Novità che, invece, non si riscontrano nel mercato delle piattaforme OTT o dei fornitori dei servizi di streaming (VoD, Video on Demand), gratuiti o a pagamento. Pochissimi gli aggiornamenti tecnici registrati nel tempo, basandosi su un sistema di trasmissione molto più dinamico e al passo con i tempi. Basti pensare alle CDN (Content Delivery Network): ne esistono di più buone o di meno buone, ma il loro funzionamento è sempre lo stesso. E c’è da sottolineare che, a differenza delle nuove tecnologie che portano ai costanti cambiamenti nella trasmissione (e fruizione) televisiva, quando una CDN cambia qualcosa al suo interno, l’utente finale/telespettatore, non deve correre ad acquistare un nuovo televisore o un nuovo decoder.
Le storture
Ed eccoci al punto focale della questione. Oggi, con il nuovo digitale terrestre molte persone potrebbero addirittura rinunciare alla visione del mezzo televisivo, optando proprio per i servizi di streaming. Ma qual è la situazione? La televisione pubblica – l’emblema di questi cambiamenti – non riesce a premere sul pedale dell’acceleratore, reclamizzando solo per lo “stretto necessario” il ruolo presente, futuro e futuribile di una piattaforma come RaiPlay. E, infatti, c’è un’emorragia di pubblico anche da lì, come certificato dal più recente report dell’Osservatorio sulle Comunicazioni di Agcom.

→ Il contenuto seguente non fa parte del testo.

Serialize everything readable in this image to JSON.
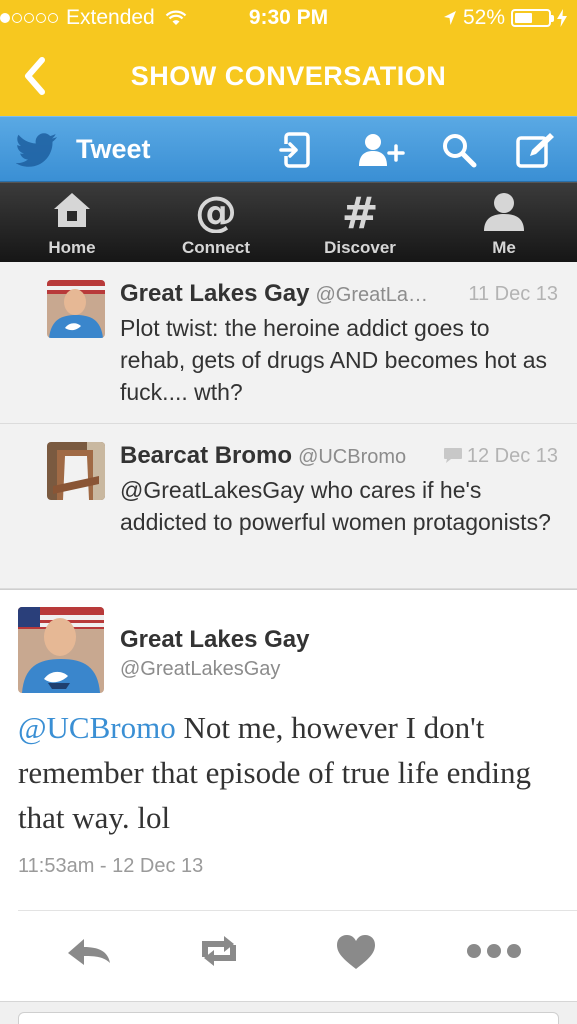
{
  "status_bar": {
    "carrier": "Extended",
    "time": "9:30 PM",
    "battery": "52%",
    "battery_level": 0.52
  },
  "nav": {
    "back_label": "<",
    "title": "SHOW CONVERSATION"
  },
  "twitter_bar": {
    "title": "Tweet",
    "icons": [
      "sign-in-icon",
      "add-user-icon",
      "search-icon",
      "compose-icon"
    ]
  },
  "tabs": [
    {
      "label": "Home",
      "icon": "home-icon"
    },
    {
      "label": "Connect",
      "icon": "at-icon"
    },
    {
      "label": "Discover",
      "icon": "hash-icon"
    },
    {
      "label": "Me",
      "icon": "person-icon"
    }
  ],
  "conversation": [
    {
      "name": "Great Lakes Gay",
      "handle": "@GreatLa…",
      "date": "11 Dec 13",
      "text": "Plot twist: the heroine addict goes to rehab, gets of drugs AND becomes hot as fuck.... wth?"
    },
    {
      "name": "Bearcat Bromo",
      "handle": "@UCBromo",
      "date": "12 Dec 13",
      "text": "@GreatLakesGay who cares if he's addicted to powerful women protagonists?"
    }
  ],
  "main_tweet": {
    "name": "Great Lakes Gay",
    "handle": "@GreatLakesGay",
    "mention": "@UCBromo",
    "text": " Not me, however I don't remember that episode of true life ending that way. lol",
    "timestamp": "11:53am - 12 Dec 13"
  },
  "actions": [
    "reply-icon",
    "retweet-icon",
    "favorite-icon",
    "more-icon"
  ],
  "colors": {
    "header_yellow": "#f7c81f",
    "twitter_blue": "#3a8fd4",
    "tab_dark": "#1e1e1e"
  }
}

Rispetto alle rilevazioni e agli anni precedenti, è in calo sia il numero degli utenti unici che frequentano la piattaforma (o l’app) di RaiPlay, sia il numero di ore (in milioni) trascorse tra i contenuti offerti nella sua versione digitale dalla televisione pubblica. Comprese le dirette.
Visto il continuo mutamento del panorama, forse occorrerebbe – a partire dalle emittenti pubbliche – puntare molto più sul digitale e sullo streaming, dove basta una CDN adeguata per trasmettere senza problemi e senza necessità di correre dietro agli aggiornamenti. Anche perché, non tutti gli italiani – alla prossima occasione – spenderanno svariate centinaia di euro per acquistare nuove televisioni in grado di supportare i nuovi standard.